Example 2 - GPS-GIS file organization: Your own system with a project folder, GPS & GIS subfolders, and additional subfolders for raw, editing, and finalized data.

After your project management strategy has been started, develop a data dictionary. The term "Data Dictionary" in this context comes from Trimble's Pathfinder Office Software terminology. On this website it refers to creating a list of features and their associated attributes to be collected in the field. Below are the steps to data dictionary design and implementation.

1. Identify the features you want to map. READ MORE >>

Make a list of all the real world physical objects to map. Categorize the list into point, line and polygon features.

2. Identify the attributes that will be recorded for each feature. READ MORE >>

Collecting standard attributes is one way of ensuring the GPS field data collectors gather information about features relevant to research needs and your park's GIS database needs. Determining the information to collect about each feature should be done in conjunction with all of the people you anticipate will need or use the data. Limit the attributes to characteristic you can observe in the field.
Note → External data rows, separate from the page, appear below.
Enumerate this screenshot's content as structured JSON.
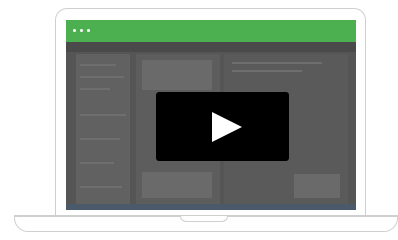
{
  "window": {
    "titlebar_color": "#4caf50",
    "titlebar_dots": 3
  },
  "video": {
    "play_icon": "play-icon",
    "overlay_color": "#000000"
  },
  "device": {
    "type": "laptop-illustration",
    "frame_color": "#cfcfcf"
  }
}
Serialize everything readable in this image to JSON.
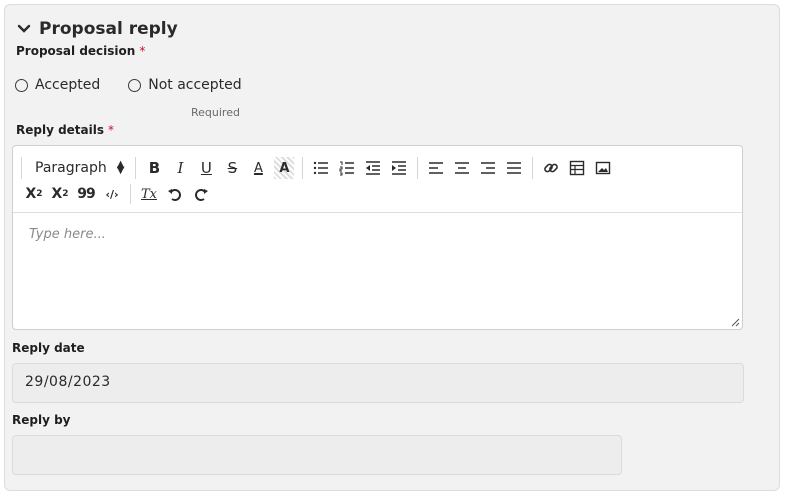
{
  "section": {
    "title": "Proposal reply"
  },
  "decision": {
    "label": "Proposal decision",
    "required_mark": "*",
    "options": [
      "Accepted",
      "Not accepted"
    ],
    "hint": "Required"
  },
  "reply_details": {
    "label": "Reply details",
    "required_mark": "*",
    "toolbar": {
      "paragraph": "Paragraph",
      "bold": "B",
      "italic": "I",
      "underline": "U",
      "strike": "S",
      "font_color": "A",
      "highlight": "A",
      "subscript_base": "X",
      "subscript_mark": "2",
      "superscript_base": "X",
      "superscript_mark": "2",
      "quote": "99",
      "code": "‹/›",
      "clear_format": "Tx"
    },
    "placeholder": "Type here..."
  },
  "reply_date": {
    "label": "Reply date",
    "value": "29/08/2023"
  },
  "reply_by": {
    "label": "Reply by",
    "value": ""
  },
  "colors": {
    "required": "#c8102e",
    "panel": "#f2f2f2",
    "field": "#ededed"
  }
}
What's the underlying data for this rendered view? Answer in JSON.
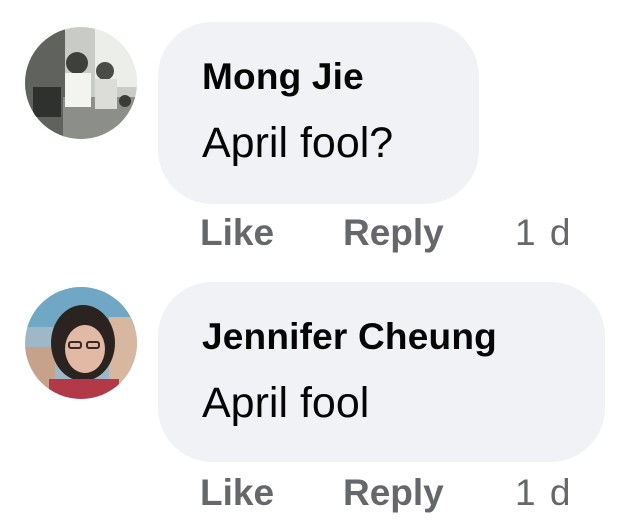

Determine for each attribute the following:

3. Implement the feature and attribute list with your GPS unit. READ MORE >>

Utilize your GPS unit and equipment to automate feature and attribute capture. Some examples of this are Trimble Data Dictionary files (*.ddf) or ArcPad forms. If automation is not an option, utilize the old fashion notebook and pen method to track feature and attribute capture.

4. Test your Data Dictionary Design. READ MORE >>

Trial run data collection with all of the project's data collectors before the real thing. This will help everyone understand the features and attributes to be collected. It will also help everyone become comfortable with the equipment and technology. The following is great advise from the NPS Cultural Resource's GPS Manual "You can expect to revise your attributes as work progresses. If at all possible, test your scheme under field conditions. Take it to your project site and start mapping. Look around for other features that should be in the database. Decide if additional data can be collected with minimal effort. For instance, if your project was to map an interpretive hiking trail, it will cost little additional effort to map the signs as you map the trail. A comprehensive inventory of interpretive signs can be a large undertaking, and this extra effort could give you a head start. Also test your attribute information and make sure that nothing was left out. A menu choice called 'other' is often a good idea, just in case."

Watch outs!

Multiple GPS units create a file management nightmare - GPS units create files to store data during a field session. If you have many GPS units on a project, you might consider assigning a unique identifier to each unit and making sure files downloaded for each unit contain the unique identifier within the filename. For example, with three GPS units, the unique identifiers could be A, B, and C and they could prefix the file's name.

Include Reference Features in your Data Dictionary - A very useful type of feature to include in the field is a reference feature. These provide context or serve as a check on the location of your primary features you need to map. An example of a reference feature in a trail mapping project, would include points taken at trail heads, major trail turning points and trail junctions to clearly define the route of a meandering trail. These points are very useful later in editing lines since they highlight major trail course changes and provide something to snap to when post-processing or finalizing the GIS data.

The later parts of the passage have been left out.